Kini aku bisa melihat sebagian diri Jeffrey pada Akio. Mereka mudah kenal banyak orang dan cepat populer. Mereka juga memiliki sebagian sifat selfish yang bikin aku geleng-geleng kepala. Untung saja sampai saat ini Akio tidak terlalu menyebalkan seperti si Papa.

Begitu sampai di rumah, Akio langsung berlari menghampiri sofa. Ia memanjat naik, membuat boneka yang ia susun pagi tadi berhamburan jatuh. Akio tampak tak peduli. Dengan posisi tengkurap, ia menungguku berjalan mendekat. Matanya sudah kuyu. Akio mengantuk.
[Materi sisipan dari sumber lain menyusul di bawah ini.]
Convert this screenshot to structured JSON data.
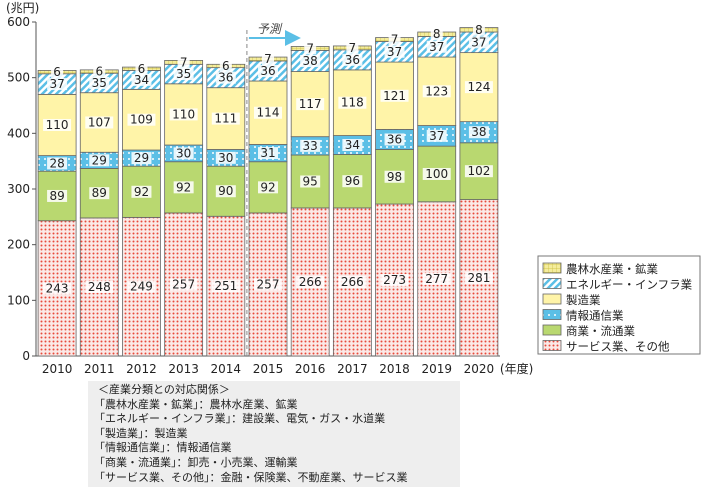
{
  "chart_data": {
    "type": "bar",
    "stacked": true,
    "unit_label": "(兆円)",
    "xlabel_suffix": "(年度)",
    "forecast_label": "予測",
    "forecast_from": "2015",
    "categories": [
      "2010",
      "2011",
      "2012",
      "2013",
      "2014",
      "2015",
      "2016",
      "2017",
      "2018",
      "2019",
      "2020"
    ],
    "ylim": [
      0,
      600
    ],
    "yticks": [
      0,
      100,
      200,
      300,
      400,
      500,
      600
    ],
    "series": [
      {
        "name": "サービス業、その他",
        "values": [
          243,
          248,
          249,
          257,
          251,
          257,
          266,
          266,
          273,
          277,
          281
        ],
        "color": "#e8493c",
        "pattern": "dots-red"
      },
      {
        "name": "商業・流通業",
        "values": [
          89,
          89,
          92,
          92,
          90,
          92,
          95,
          96,
          98,
          100,
          102
        ],
        "color": "#b5d66a",
        "pattern": "solid-green"
      },
      {
        "name": "情報通信業",
        "values": [
          28,
          29,
          29,
          30,
          30,
          31,
          33,
          34,
          36,
          37,
          38
        ],
        "color": "#5bc0e6",
        "pattern": "dots-blue"
      },
      {
        "name": "製造業",
        "values": [
          110,
          107,
          109,
          110,
          111,
          114,
          117,
          118,
          121,
          123,
          124
        ],
        "color": "#fff3a6",
        "pattern": "solid-yellow"
      },
      {
        "name": "エネルギー・インフラ業",
        "values": [
          37,
          35,
          34,
          35,
          36,
          36,
          38,
          36,
          37,
          37,
          37
        ],
        "color": "#5bc0e6",
        "pattern": "stripe-blue"
      },
      {
        "name": "農林水産業・鉱業",
        "values": [
          6,
          6,
          6,
          7,
          6,
          7,
          7,
          7,
          7,
          8,
          8
        ],
        "color": "#e8e07a",
        "pattern": "grid-yellow"
      }
    ],
    "legend_position": "right",
    "grid": false
  },
  "note": {
    "title": "＜産業分類との対応関係＞",
    "lines": [
      "「農林水産業・鉱業」：農林水産業、鉱業",
      "「エネルギー・インフラ業」：建設業、電気・ガス・水道業",
      "「製造業」：製造業",
      "「情報通信業」：情報通信業",
      "「商業・流通業」：卸売・小売業、運輸業",
      "「サービス業、その他」：金融・保険業、不動産業、サービス業"
    ]
  }
}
"Papa, kamu ada jadwal nggak siang ini?"

"Jam tiga. Kenapa?" tanya Jeffrey balik setelah ia meletakkan keranjang di atas meja makan.

"Bantuin aku, mau?"

"Bantu apa Mama Shasha?"

"Antar Akio tidur siang." Ia menunjuk Akio yang kini sedang menguap lebar. "Aku mau beresin baju kotor dulu."

"Will you join us?"

"Sure," jawabku mantap. Aku pun sebenarnya lelah, tapi ada tanggung jawab yang harus diselesaikan.

Jeffrey menggendong Akio yang kepalanya langsung terkulai di pundak sang ayah. Jeffrey tidak segera ke kamar. Ia malah menghampiriku, memberikan kecupan di puncak kepalaku.

"Don't push yourself too hard, Shasha."

Pekerjaanku tidak sebatas mengurus baju kotor. Aku membereskan alat-alat bermain Akio yang berserakan. Ketika melihat jam, tahu-tahu waktu berlalu dengan begitu cepat. Sebentar lagi waktunya makan camilan Akio. Aku belum menyiapkan buah-buahan potong.

"Shasha, kamu belum selesai?"

Aku menoleh. Bibirku melengkung ke bawah sambil menggeleng. "Belum."

"Come here," Jeffrey duduk di sofa dan menepuk area kosong di sebelahnya. "Aku antar kamu bobo kayak Akio."

"Aku nggak ngantuk."

"Tapi kamu capek."

Aku melihat jam yang dipajang di rak dapur. "Sebentar lagi jam tiga."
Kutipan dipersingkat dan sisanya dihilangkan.